Segundo Brazelton (1981/1999), o bebê manifesta em comportamento seus limiares de vulnerabilidade e sua vitalidade, isto é, sua necessidade de contato. De suas pesquisas com recém-nascidos, ele nos apresenta, como exemplo, uma situação de interação rítmica entre mãe e bebê através do interjogo de olhares, como uma comunicação silenciosa: entende que o desvio do olhar por parte do bebê, refletia seus limiares de vulnerabilidade, a partir do qual ele se sentia exposto a um excesso de estimulação; do mesmo modo, na busca do olhar materno, ele solicitava e estimulava nela um movimento de adaptação, ao mesmo tempo que a gratificava. Ela olha, ri, brinca, estimula,

solicita, não apenas aprovando e devolvendo em espelho movimentos do bebê; no processo de adaptação, a mãe interpela, incita o bebê a ir além, ao encontro de suas expectativas sem, no entanto, ultrapassar as possibilidades da criança.
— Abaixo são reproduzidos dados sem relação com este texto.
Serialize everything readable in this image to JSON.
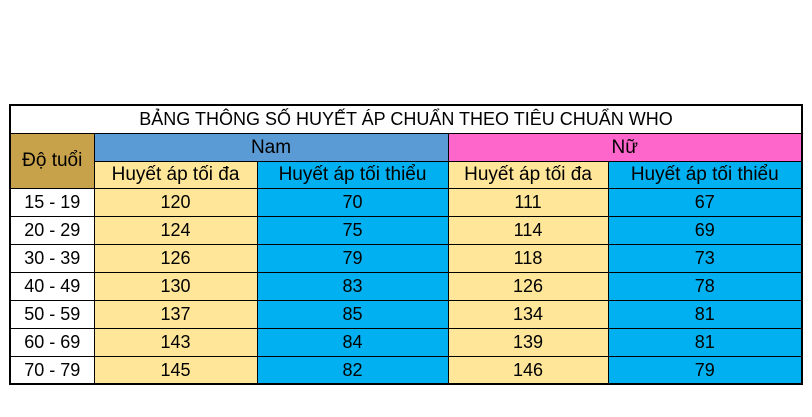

Essa microdinâmica que anima as relações de cuidado, revela sua característica rítmica; o jogo interativo, em duplo feedback, que o bebê e o círculo maternante estabelecem entre si, conferem ritmo às relações de cuidado e favorecem seu equilíbrio dinâmico. Este propicia ao bebê, nos casos bem-sucedidos, a experiência de justa medida. Ao ambiente cuidador, compete acompanhar os movimentos do bebê, como parceiros em dança – uma dança implica equilíbrio dinâmico –, sem o que o bebê pode experimentar uma invasão que rompe a pele delicada com que se protege, obrigando-o a desenvolver mecanismos de proteção compensatórios.

Deste modo acolhido pela mãe-ambiente, o bebê se sente tocado, vivo, envolvido e se envolvendo com um ambiente que, diferente dos objetos físicos, é animado e responsivo (Anzieu, 1985/2000: 80). Um ambiente que, neste interjogo, se faz também conhecer em sua pessoalidade.